You’ve got a multitude of servers that must be secured by one single certificate, all with the same domain and subdomains? Then the Wildcard SSL certificate is your best choice: these certificates allow you to secure *.yourdomain.com, often against a much better price tag then picking individual certificates per subdomain..
The only disadvantages: they are only available as domain validation and only work for subdomains (so myserver.domain.com and my2ndserver.domain.com but not myserver.domain.com and myserver.2nddomain.com).
If you are really on the hunt for a bargain when securing your website, the cheapest option is a standard SSL certificate with domain validation.
These certificates are cheap, fast emitted (getting a certificate within 5 minutes is possible, if you follow the steps correctly) and they are often valid from 1 to 3 years.
Since 2016 you can also get “free” SSL/TLS certificates.
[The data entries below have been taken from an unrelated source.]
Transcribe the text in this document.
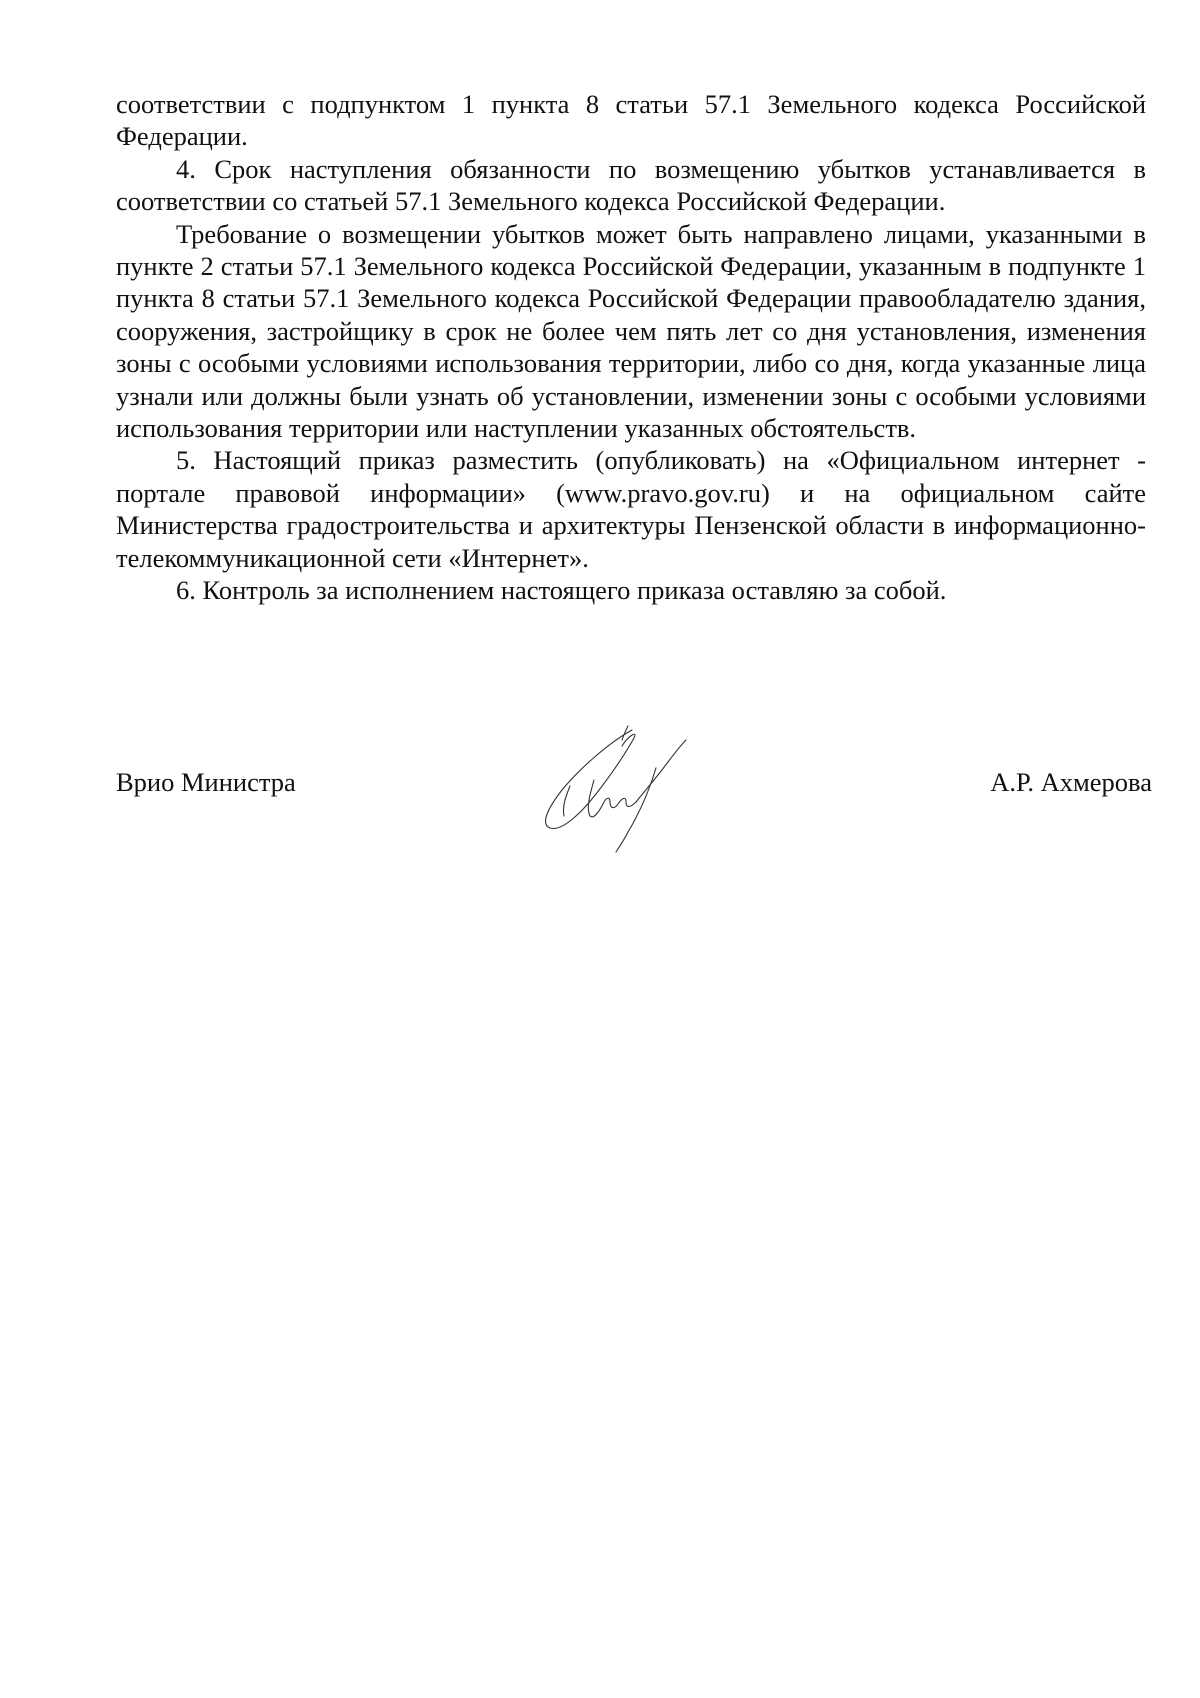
соответствии с подпунктом 1 пункта 8 статьи 57.1 Земельного кодекса Российской Федерации.

4. Срок наступления обязанности по возмещению убытков устанавливается в соответствии со статьей 57.1 Земельного кодекса Российской Федерации.

Требование о возмещении убытков может быть направлено лицами, указанными в пункте 2 статьи 57.1 Земельного кодекса Российской Федерации, указанным в подпункте 1 пункта 8 статьи 57.1 Земельного кодекса Российской Федерации правообладателю здания, сооружения, застройщику в срок не более чем пять лет со дня установления, изменения зоны с особыми условиями использования территории, либо со дня, когда указанные лица узнали или должны были узнать об установлении, изменении зоны с особыми условиями использования территории или наступлении указанных обстоятельств.

5. Настоящий приказ разместить (опубликовать) на «Официальном интернет - портале правовой информации» (www.pravo.gov.ru) и на официальном сайте Министерства градостроительства и архитектуры Пензенской области в информационно-телекоммуникационной сети «Интернет».

6. Контроль за исполнением настоящего приказа оставляю за собой.

Врио Министра	А.Р. Ахмерова
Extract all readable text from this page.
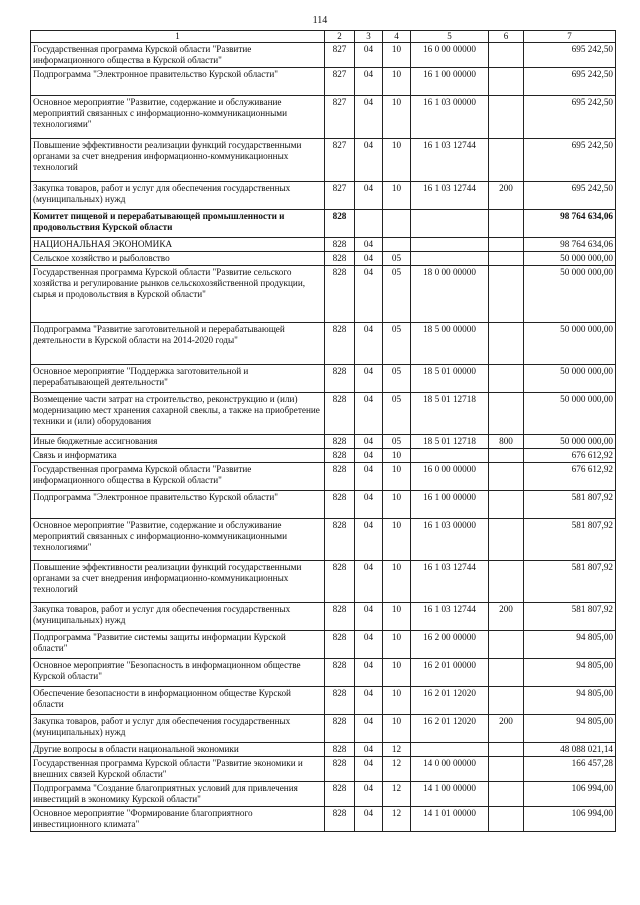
114
1	2	3	4	5	6	7
Государственная программа Курской области "Развитие информационного общества в Курской области"	827	04	10	16 0 00 00000		695 242,50
Подпрограмма "Электронное правительство Курской области"	827	04	10	16 1 00 00000		695 242,50
Основное мероприятие "Развитие, содержание и обслуживание мероприятий связанных с информационно-коммуникационными технологиями"	827	04	10	16 1 03 00000		695 242,50
Повышение эффективности реализации функций государственными органами за счет внедрения информационно-коммуникационных технологий	827	04	10	16 1 03 12744		695 242,50
Закупка товаров, работ и услуг для обеспечения государственных (муниципальных) нужд	827	04	10	16 1 03 12744	200	695 242,50
Комитет пищевой и перерабатывающей промышленности и продовольствия Курской области	828					98 764 634,06
НАЦИОНАЛЬНАЯ ЭКОНОМИКА	828	04				98 764 634,06
Сельское хозяйство и рыболовство	828	04	05			50 000 000,00
Государственная программа Курской области "Развитие сельского хозяйства и регулирование рынков сельскохозяйственной продукции, сырья и продовольствия в Курской области"	828	04	05	18 0 00 00000		50 000 000,00
Подпрограмма "Развитие заготовительной и перерабатывающей деятельности в Курской области на 2014-2020 годы"	828	04	05	18 5 00 00000		50 000 000,00
Основное мероприятие "Поддержка заготовительной и перерабатывающей деятельности"	828	04	05	18 5 01 00000		50 000 000,00
Возмещение части затрат на строительство, реконструкцию и (или) модернизацию мест хранения сахарной свеклы, а также на приобретение техники и (или) оборудования	828	04	05	18 5 01 12718		50 000 000,00
Иные бюджетные ассигнования	828	04	05	18 5 01 12718	800	50 000 000,00
Связь и информатика	828	04	10			676 612,92
Государственная программа Курской области "Развитие информационного общества в Курской области"	828	04	10	16 0 00 00000		676 612,92
Подпрограмма "Электронное правительство Курской области"	828	04	10	16 1 00 00000		581 807,92
Основное мероприятие "Развитие, содержание и обслуживание мероприятий связанных с информационно-коммуникационными технологиями"	828	04	10	16 1 03 00000		581 807,92
Повышение эффективности реализации функций государственными органами за счет внедрения информационно-коммуникационных технологий	828	04	10	16 1 03 12744		581 807,92
Закупка товаров, работ и услуг для обеспечения государственных (муниципальных) нужд	828	04	10	16 1 03 12744	200	581 807,92
Подпрограмма "Развитие системы защиты информации Курской области"	828	04	10	16 2 00 00000		94 805,00
Основное мероприятие "Безопасность в информационном обществе Курской области"	828	04	10	16 2 01 00000		94 805,00
Обеспечение безопасности в информационном обществе Курской области	828	04	10	16 2 01 12020		94 805,00
Закупка товаров, работ и услуг для обеспечения государственных (муниципальных) нужд	828	04	10	16 2 01 12020	200	94 805,00
Другие вопросы в области национальной экономики	828	04	12			48 088 021,14
Государственная программа Курской области "Развитие экономики и внешних связей Курской области"	828	04	12	14 0 00 00000		166 457,28
Подпрограмма "Создание благоприятных условий для привлечения инвестиций в экономику Курской области"	828	04	12	14 1 00 00000		106 994,00
Основное мероприятие "Формирование благоприятного инвестиционного климата"	828	04	12	14 1 01 00000		106 994,00
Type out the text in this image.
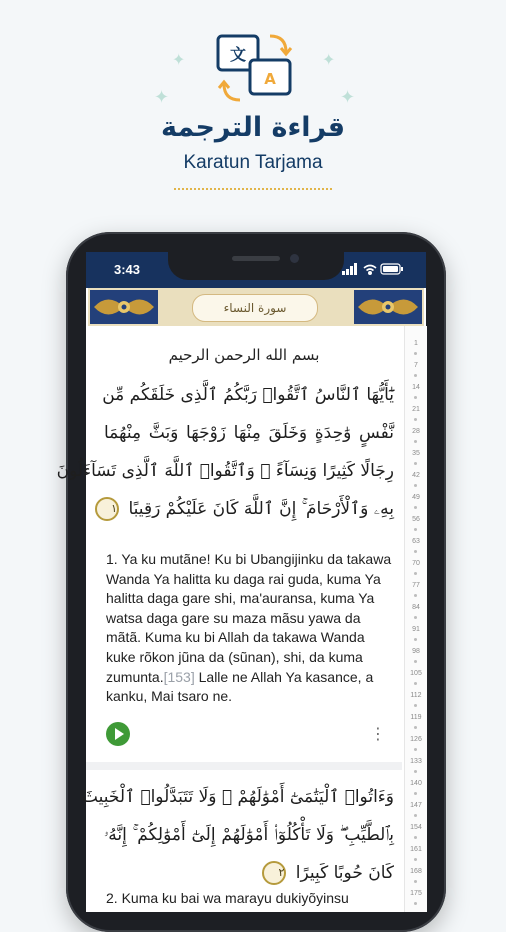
文
A
✦
✦
✦
✦
قراءة الترجمة
Karatun Tarjama
3:43
سورة النساء
بسم الله الرحمن الرحيم
يَٰٓأَيُّهَا ٱلنَّاسُ ٱتَّقُوا۟ رَبَّكُمُ ٱلَّذِى خَلَقَكُم مِّن
نَّفْسٍ وَٰحِدَةٍ وَخَلَقَ مِنْهَا زَوْجَهَا وَبَثَّ مِنْهُمَا
رِجَالًا كَثِيرًا وَنِسَآءً ۚ وَٱتَّقُوا۟ ٱللَّهَ ٱلَّذِى تَسَآءَلُونَ
بِهِۦ وَٱلْأَرْحَامَ ۚ إِنَّ ٱللَّهَ كَانَ عَلَيْكُمْ رَقِيبًا ١
1. Ya ku mutãne! Ku bi Ubangijinku da takawa Wanda Ya halitta ku daga rai guda, kuma Ya halitta daga gare shi, ma'auransa, kuma Ya watsa daga gare su maza mãsu yawa da mãtã. Kuma ku bi Allah da takawa Wanda kuke rõkon jũna da (sũnan), shi, da kuma zumunta.[153] Lalle ne Allah Ya kasance, a kanku, Mai tsaro ne.
⋮
وَءَاتُوا۟ ٱلْيَتَٰمَىٰٓ أَمْوَٰلَهُمْ ۖ وَلَا تَتَبَدَّلُوا۟ ٱلْخَبِيثَ
بِٱلطَّيِّبِ ۖ وَلَا تَأْكُلُوٓا۟ أَمْوَٰلَهُمْ إِلَىٰٓ أَمْوَٰلِكُمْ ۚ إِنَّهُۥ
كَانَ حُوبًا كَبِيرًا ٢
2. Kuma ku bai wa marayu dukiyõyinsu
1
7
14
21
28
35
42
49
56
63
70
77
84
91
98
105
112
119
126
133
140
147
154
161
168
175
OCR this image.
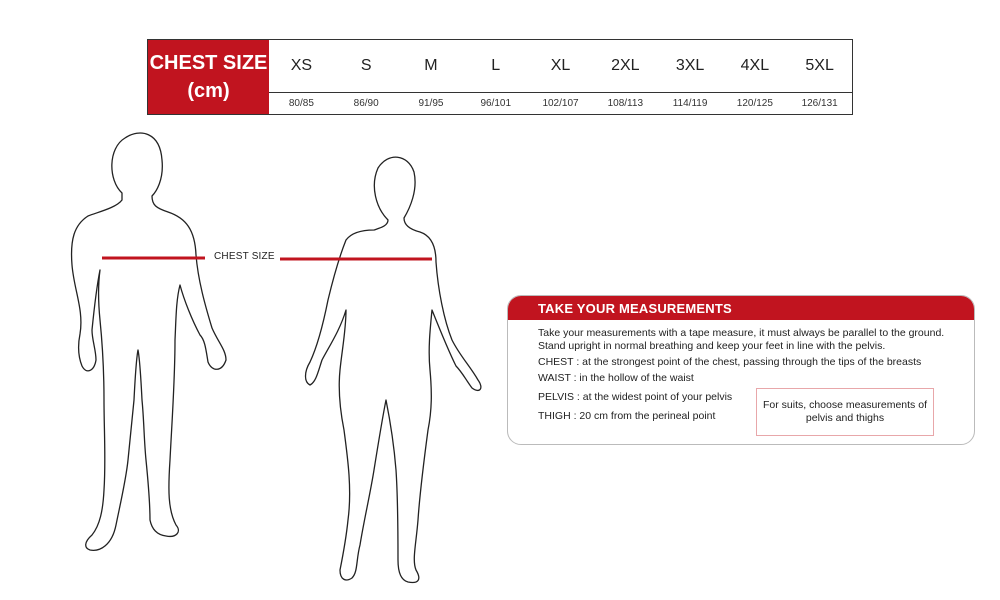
CHEST SIZE
(cm)
XS	S	M	L	XL	2XL	3XL	4XL	5XL
80/85	86/90	91/95	96/101	102/107	108/113	114/119	120/125	126/131
CHEST SIZE
TAKE YOUR MEASUREMENTS
Take your measurements with a tape measure, it must always be parallel to the ground.
Stand upright in normal breathing and keep your feet in line with the pelvis.
CHEST : at the strongest point of the chest, passing through the tips of the breasts
WAIST : in the hollow of the waist
PELVIS : at the widest point of your pelvis
THIGH : 20 cm from the perineal point
For suits, choose measurements of pelvis and thighs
These are offered by Let’s Encrypt, created by the non-profit Internet Security Research Group (ISRG).
There are advantages when using these certificates: the validity is limited to 90 days, so the certificate must be renewed every 90 days.
True, this can be done automatically, but requires specific server settings or other creative tweaking solutions. Let’s Encrypt certificates only work with domain validation, have no wildcard certificates and will require more work then a “simple” domain validation certificate.